The Preakness is worth $1.5 million this year, compared with the Derby’s $2 million, and the Preakness field is guaranteed to be smaller, so if Shared Belief isn’t ready for the Derby on May 3 but would be spot-on for the Preakness two weeks later, that is a viable option. When a horse is nominated to the Triple Crown, the focus is always on the Derby, but it includes the Preakness as well as the Belmont on June 7.

When Shared Belief first was hurt last month, Hollendorfer said, “I’m not going to sacrifice anything to make the Derby.” He’s not wavered, and he won’t waver.

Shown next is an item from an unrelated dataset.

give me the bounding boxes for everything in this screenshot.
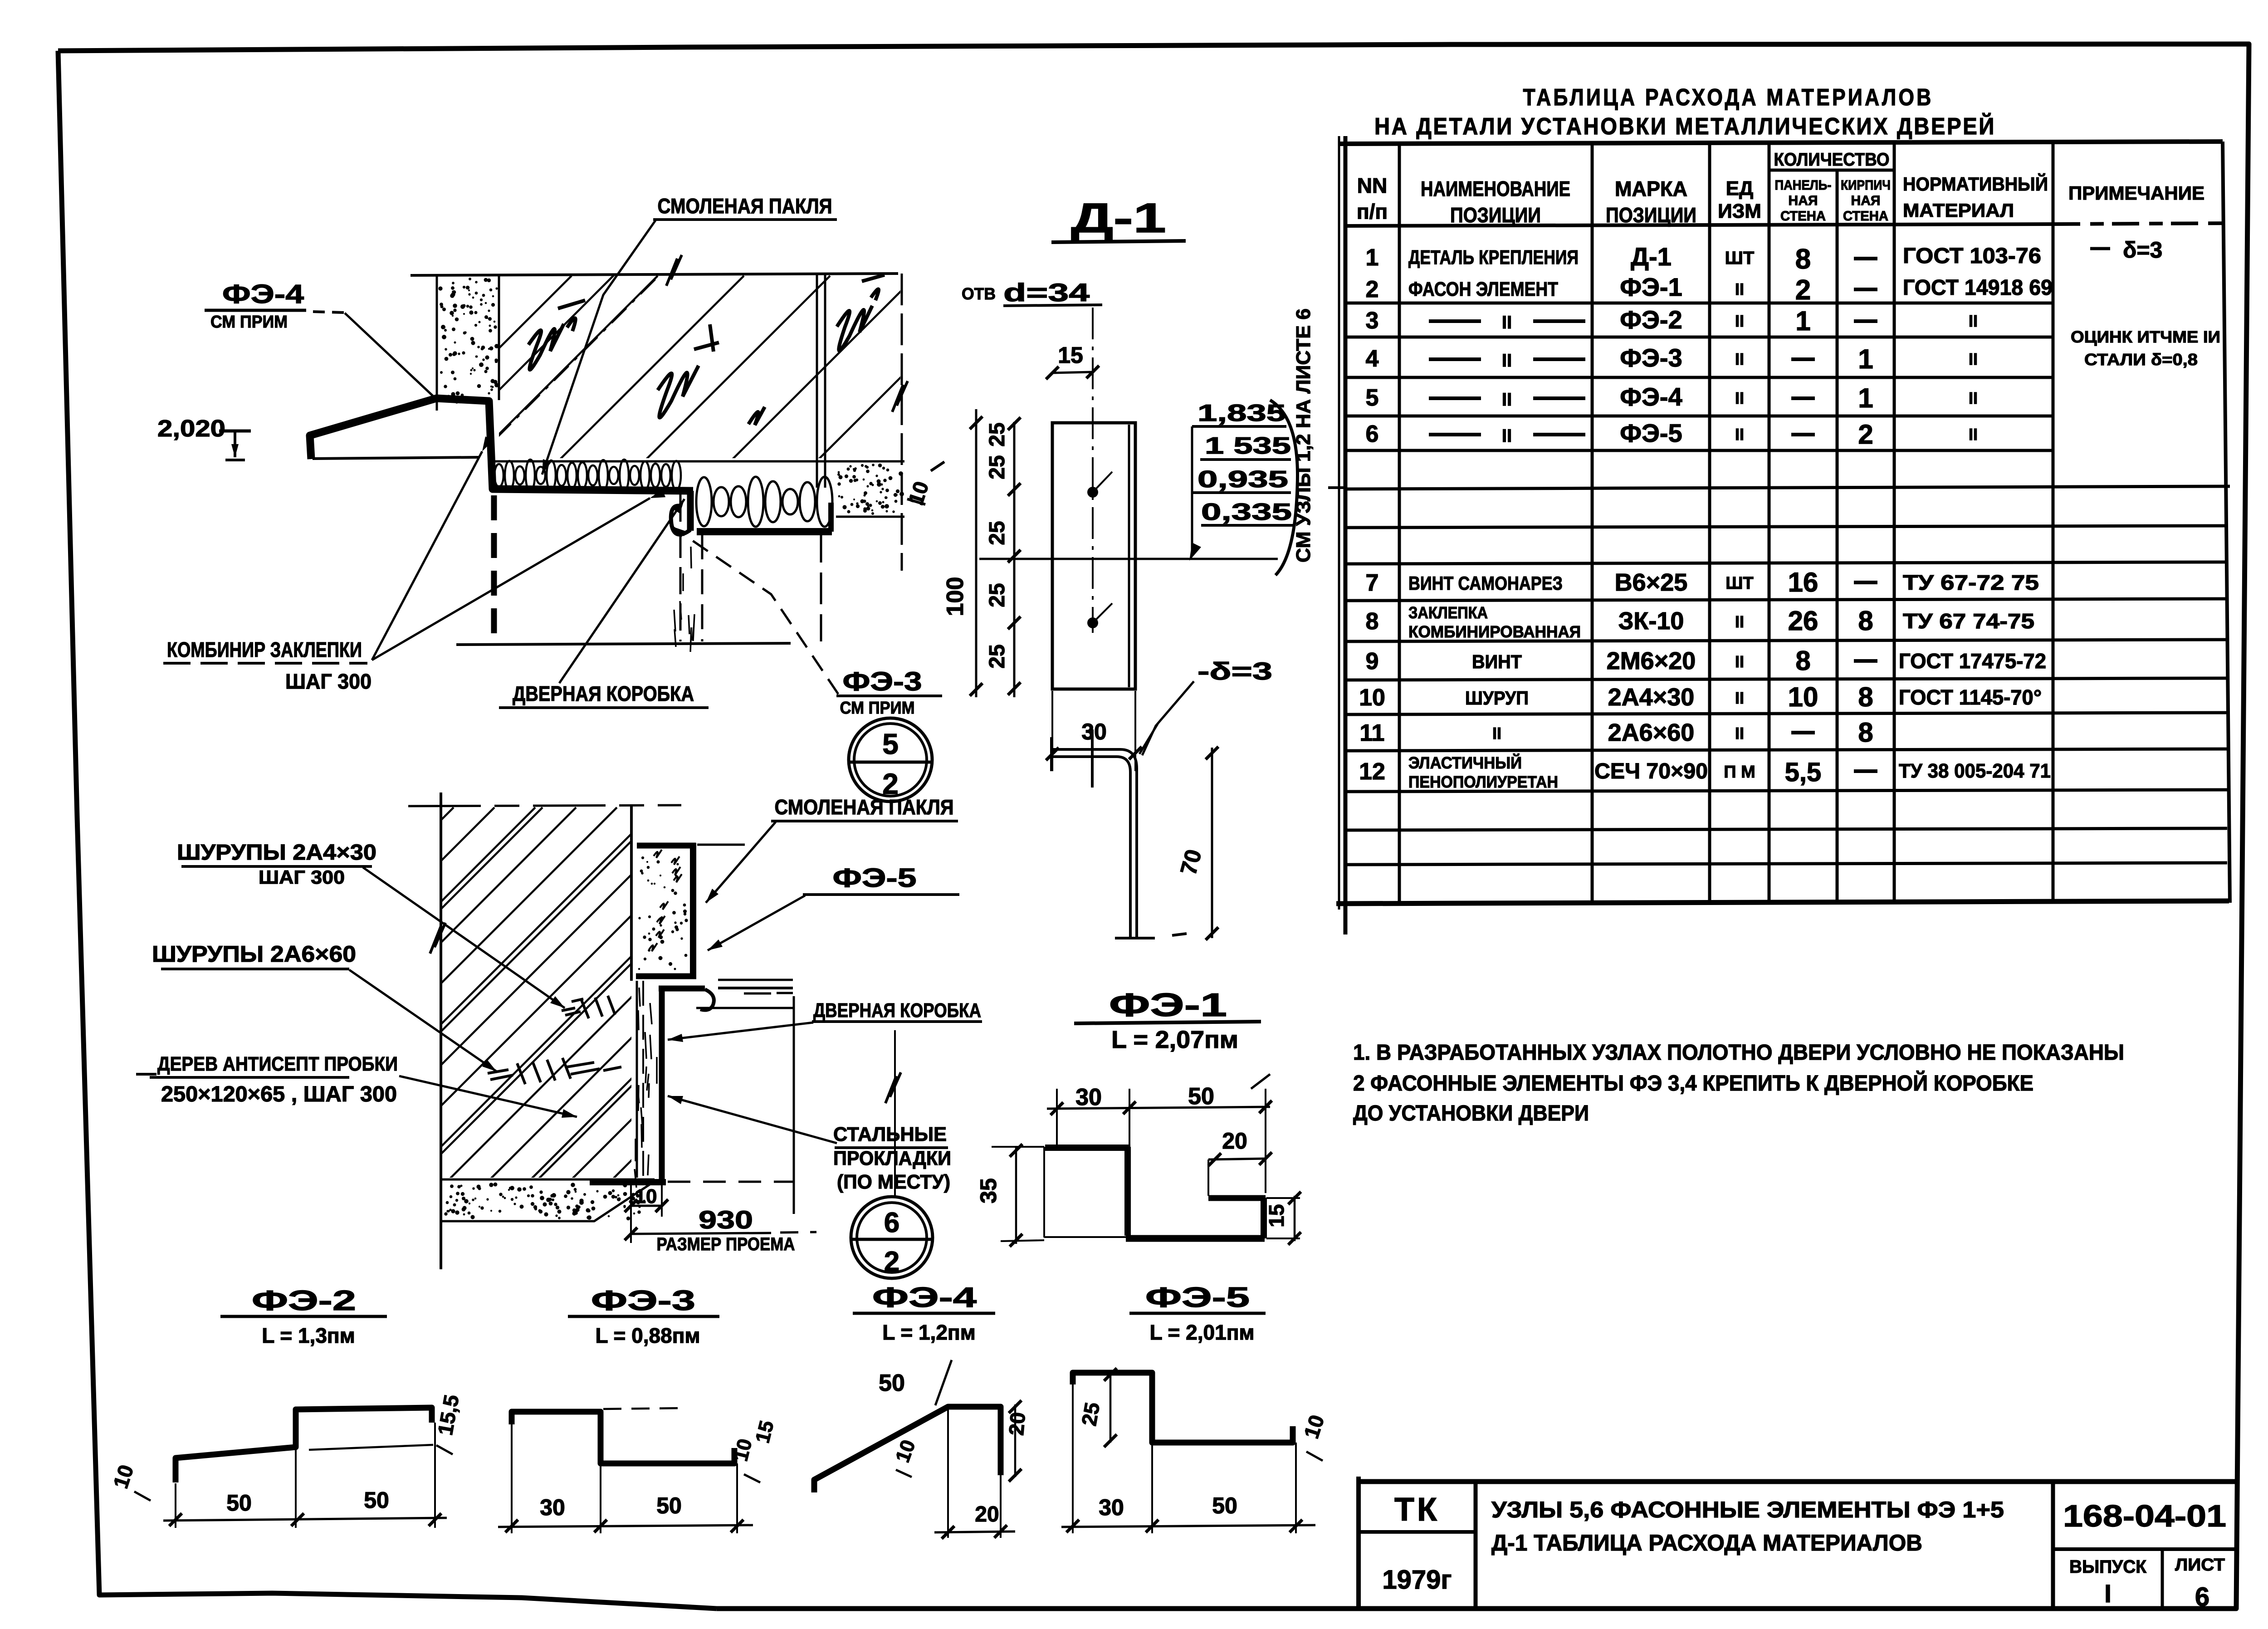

Hollendorfer’s approach is nuanced. A 2014 debut is predicated on how Shared Belief trains in the upcoming weeks. Subsequent starts will depend on how he does in his comeback. It is a day-to-day proposition. That might not satisfy those clamoring for more certitude, but how can one provide certitude if he’s not certain how it will unfold?

[ROAD TO THE KENTUCKY DERBY: Prep races, point standings, replays]

There already have been plenty of reminders of the potholes faced on the road to the Derby.

New Year’s Day, the Breeders’ Cup Juvenile winner, was injured and retired before the end of 2013. The unbeaten Indianapolis was found to have mucous in his airway this week and will miss the San Vicente Stakes on Sunday at Santa Anita. Honor Code bruised his hind ankles last month at Payson Park and was sent to Gulfstream Park, where he worked Wednesday for a 2014 debut that has been delayed from the original plan, the Fountain of Youth Stakes on Feb. 22.

And even if you get through all the Derby preps unscathed, there’s still the final work to get through. And even if you get through that final work and enter the Derby, you have to hope a pony doesn’t kick your horse.

If you want to know why trainers go prematurely gray, that’s why.